CIs are a better way to weigh the evidence. Whereas p-values represent the exact probability of the observed data under the null hypothesis, \(p(D|H)\), CIs represent the range of sample statistic estimates that are consistent with the data. Critics of NHST say that the null hypothesis is virtually always false, and that rejecting it using a statistical test is therefore a trivial and unilluminating achievement. CIs are preferable from this perspective because they place the emphasis not on the (possibly) unrealistic null hypothesis, and whether it should be rejected, but instead on the variability in parameter estimates. They thus encourage more flexible and nuanced thinking about data. If you can use and report CIs then do so.

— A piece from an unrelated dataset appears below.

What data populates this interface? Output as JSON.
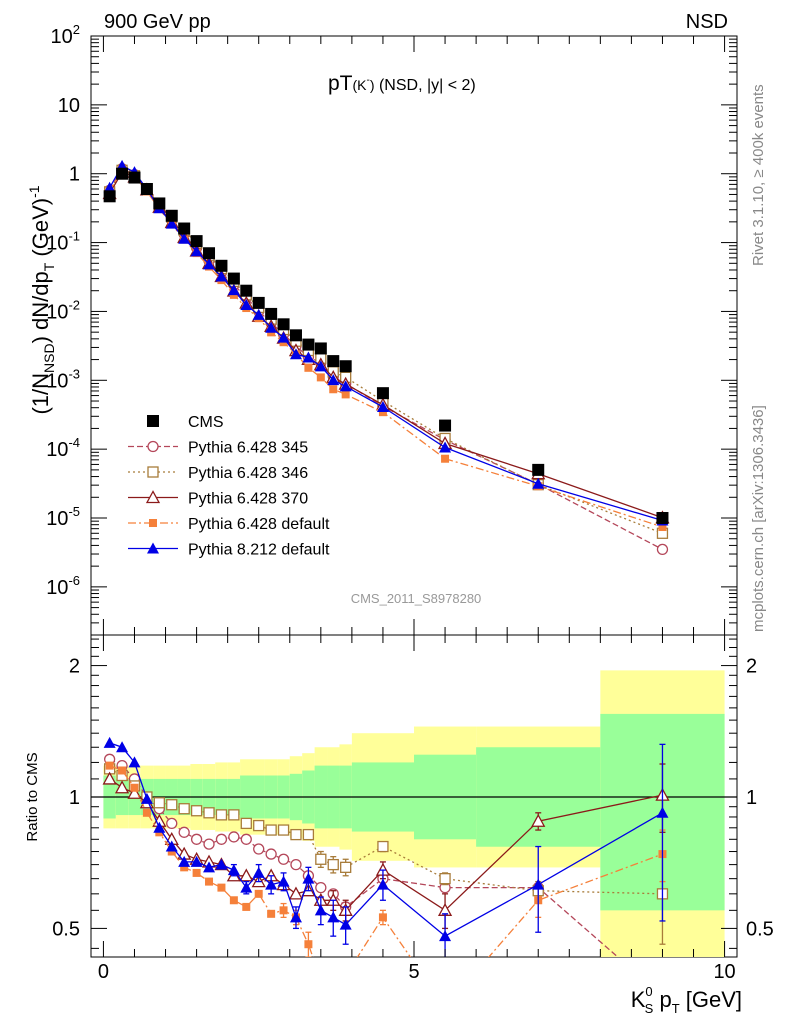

  1. In general, population parameters can be distinguished from sample statistics notationally because are denoted with Greek letters: \(\mu\), \(\sigma\).

  2. For clarity, we should contrast inferential statistics with descriptive statistics. The objective in descriptive statistics is to describe the characteristics of a sample, ignoring any consideration of the variability of samples within the population.

  3. We can estimate \(SE\) for any sample statistic.

  4. Key point. This formula is very similar to the one above for the standard deviation of the sampling distribution of sample means: \(\frac{\sigma}{\sqrt{n}}\). In this case we simply estimate \(\sigma\) with the sample standard deviation.

  5. The name for the technique, “bootstrapping,” is derived from the phrase, “To pull oneself up by one’s bootstraps,” which means to do something on one’s own without external help or support. Bootstrapping allows us to estimate population parameters using just the sample.

  6. This approach is known as the “parametric” bootstrap.

  7. A coefficient represents the slope of the line summarizing the relationship between two variables. A slope of 0 indicates no relationship.

  8. 5% is the conventional threshold. We should note, also, that rejecting \(H_0\) is not the same as proving \(H_a\) true.

  9. Though permutation and bootstrapping are superficially similar, it is important to recognize that they have different objectives as discussed here. We use bootstrapping to calculate the \(SE\) for any sample statistic. We use permutation to simulate the null distribution.

  10. We use a two-sided test because we have no reason to expect the difference to be larger or smaller than 0.

  11. Note that the \(t\) distribution is very similar to a normal distribution at n > 30. At n < 30 it has slightly fatter tails and has better inferential properties than a normal distribution. We use a \(t\) distribution, for example, to do inference on \(\beta\) coefficients in linear regression.

  12. Degrees of freedom is the single parameter for the \(t\) distribution.

  13. pt() returns the probability associated with a particular quantile.

  14. We are now in a position to calculate a p-value using the normal distribution function as well. Above we simulated the the null distribution as the sampling distribution for a difference of 0 between sample A and sample B. We could also summarize this distribution analytically: it will have mean of 0 and standard deviation of sqrt(var(A) - var(B))/sqrt(n). What is the probability under the null distribution of seeing a value such as mean(A) - mean(B)? We can calculate this. 2*pnorm(q = mean(A) - mean(B), mean = 0, sd = sqrt(var(A) - var(B))/sqrt(n)) = … well, essentially 0. This result is a smaller p-value than the one returned by the t-test, which makes sense: the t-distribution has fatter tails, reflecting a higher probability of extreme events than in the normal distribution.